Healthy, probiotic rich yogurt is quick and easy to make at home. If desired, finished yogurt can be drained to make thick, greek style yogurt. As a bonus, homemade yogurt is typically more economical than store bought varieties.
  • Yield

    1 Pound

  • Aging Time


  • Skill Level


  • Author

    Jim Wallace



Total price:


Any type of milk can be used with this recipe, but Goat milk yogurt will be thinner than cow milk yogurt, because the proteins in the milk are very different. The thickness can be improved, by adding 3 tablespoons of dry milk powder, for each quart to the goat milk.

  • Heat Milk

    Pour 1/2 gallon of milk into a heavy stainless pot. Heat the milk to 185F, and then hold it there for 10-20 minutes. This will prepare the whey proteins which are largely responsible for thickening the yogurt. While heating gently stir the milk to prevent scorching.

    Note: If using raw milk, the milk can be heated to 102F, to protect natural cultures in the milk. But, the yogurt will not thicken, unless a small amount of powdered milk, carrageenan or other thickener is added.

  • Cool Milk

    Once heated, quickly cool the milk down to 110-115F. This can be done by submerging the pot in a sink filled with cold water.

    Note: Remove the pot from the cold water, a degree or two before the desired temperature is reached, to avoid over cooling the milk.

  • Add Culture

    When the milk reaches the proper temperature, yogurt culture can be added. If using our yogurt culture, add 1 full packet to the milk and mix in thoroughly.

    Tip: In exchange for a yogurt culture, you can use 1 heaping tablespoon of cultured yogurt, per quart of milk. With this method, the yogurt can change the culture balance and successive batches may become more acidic. We suggest using this method 8-10 times before starting a new culture.

    Info: Yogurt culture is a mix of Streptococcus Thermophilus and Lactobacillus Bulgaricus plus any probiotic additions the culture may contain.

  • Incubate Yogurt

    Incubate the cultured milk in a yogurt maker, or another insulated container.

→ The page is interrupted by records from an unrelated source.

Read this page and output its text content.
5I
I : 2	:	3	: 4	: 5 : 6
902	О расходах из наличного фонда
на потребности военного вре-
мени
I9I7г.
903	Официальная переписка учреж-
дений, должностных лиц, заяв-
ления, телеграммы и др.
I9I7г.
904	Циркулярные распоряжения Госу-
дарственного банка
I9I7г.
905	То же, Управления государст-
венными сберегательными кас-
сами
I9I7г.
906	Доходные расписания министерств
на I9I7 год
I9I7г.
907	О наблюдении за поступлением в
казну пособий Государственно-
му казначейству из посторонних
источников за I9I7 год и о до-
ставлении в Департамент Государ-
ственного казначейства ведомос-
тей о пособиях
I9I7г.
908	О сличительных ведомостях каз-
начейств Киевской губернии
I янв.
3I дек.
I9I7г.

    Let the milk incubate for several hours at 90-100F. Y5 Sweet Yogurt Culture and Y3 Creamy Yogurt Culture will take 5-12 hours. Y1 Bulgarian Yogurt Culture will take about 3-5 hours. These times depend on the temperature of the milk while incubating. The cooler the milk, the longer it will need.

    Tip: The time of incubation will determine thickness, texture and taste of the final yogurt. In our cheese room we use a separate clock to monitor the process.

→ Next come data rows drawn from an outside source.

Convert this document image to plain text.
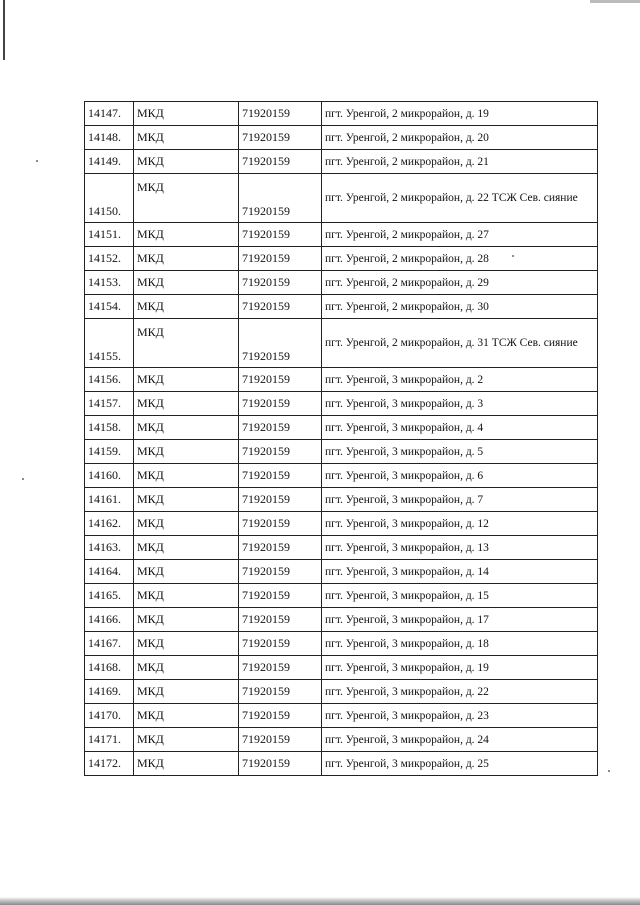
14147.	МКД	71920159	пгт. Уренгой, 2 микрорайон, д. 19
14148.	МКД	71920159	пгт. Уренгой, 2 микрорайон, д. 20
14149.	МКД	71920159	пгт. Уренгой, 2 микрорайон, д. 21
14150.	МКД	71920159	пгт. Уренгой, 2 микрорайон, д. 22 ТСЖ Сев. сияние
14151.	МКД	71920159	пгт. Уренгой, 2 микрорайон, д. 27
14152.	МКД	71920159	пгт. Уренгой, 2 микрорайон, д. 28
14153.	МКД	71920159	пгт. Уренгой, 2 микрорайон, д. 29
14154.	МКД	71920159	пгт. Уренгой, 2 микрорайон, д. 30
14155.	МКД	71920159	пгт. Уренгой, 2 микрорайон, д. 31 ТСЖ Сев. сияние
14156.	МКД	71920159	пгт. Уренгой, 3 микрорайон, д. 2
14157.	МКД	71920159	пгт. Уренгой, 3 микрорайон, д. 3
14158.	МКД	71920159	пгт. Уренгой, 3 микрорайон, д. 4
14159.	МКД	71920159	пгт. Уренгой, 3 микрорайон, д. 5
14160.	МКД	71920159	пгт. Уренгой, 3 микрорайон, д. 6
14161.	МКД	71920159	пгт. Уренгой, 3 микрорайон, д. 7
14162.	МКД	71920159	пгт. Уренгой, 3 микрорайон, д. 12
14163.	МКД	71920159	пгт. Уренгой, 3 микрорайон, д. 13
14164.	МКД	71920159	пгт. Уренгой, 3 микрорайон, д. 14
14165.	МКД	71920159	пгт. Уренгой, 3 микрорайон, д. 15
14166.	МКД	71920159	пгт. Уренгой, 3 микрорайон, д. 17
14167.	МКД	71920159	пгт. Уренгой, 3 микрорайон, д. 18
14168.	МКД	71920159	пгт. Уренгой, 3 микрорайон, д. 19
14169.	МКД	71920159	пгт. Уренгой, 3 микрорайон, д. 22
14170.	МКД	71920159	пгт. Уренгой, 3 микрорайон, д. 23
14171.	МКД	71920159	пгт. Уренгой, 3 микрорайон, д. 24
14172.	МКД	71920159	пгт. Уренгой, 3 микрорайон, д. 25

    Longer times and/or higher temperatures will make thicker yogurt and with a tangier flavor. Shorter times and/or lower temperatures will make thinner yogurt with a sweeter flavor.

  • Refrigerate

    When a desired flavor is reached, the yogurt should be chilled in the refrigerator, as quickly as possible.

    Tip: Once cooled, the yogurt thicken so the final incubation time should be judged on flavor rather than texture.

Greek Style Yogurt

Greek style or drained yogurt, provides a more concentrated flavor and rich creamy texture. This can be nice to mix with fruit or granola.

For anyone who is lactose intolerant, this style has a reduced level of lactose, because a lot of the residual lactose drains off with the whey.

You can use any of our delicious yogurt cultures to make greek style yogurt. Simply follow the steps below.

  • Transfer Yogurt to Butter Muslin

    Place a colander inside a large bowl, be sure there is space under the colander, for whey to drain down. Line the colander with Butter Muslin.

    Transfer the finished yogurt into the lined colander.

  • Let Drain

    Cover the top of the yogurt with a piece of the Butter Muslin and drain in the lined colander for several hours, until a desired thickness is reached.

    This can be drained on the counter or in the refrigerator. The longer it drains and the higher the temperature, the thicker the yogurt will be.

    Tip: To speed up the draining time, tie the four corners of Butter Muslin together, to create a draining sack and hang the yogurt to drain.

  • Refrigerate

    Once the yogurt has reached a desired thickness, it can be transferred it to a container and refrigerated.

    The leftover whey can be used for many things including high protein smoothies, soup stocks, fed to chickens and used to water tomato plants.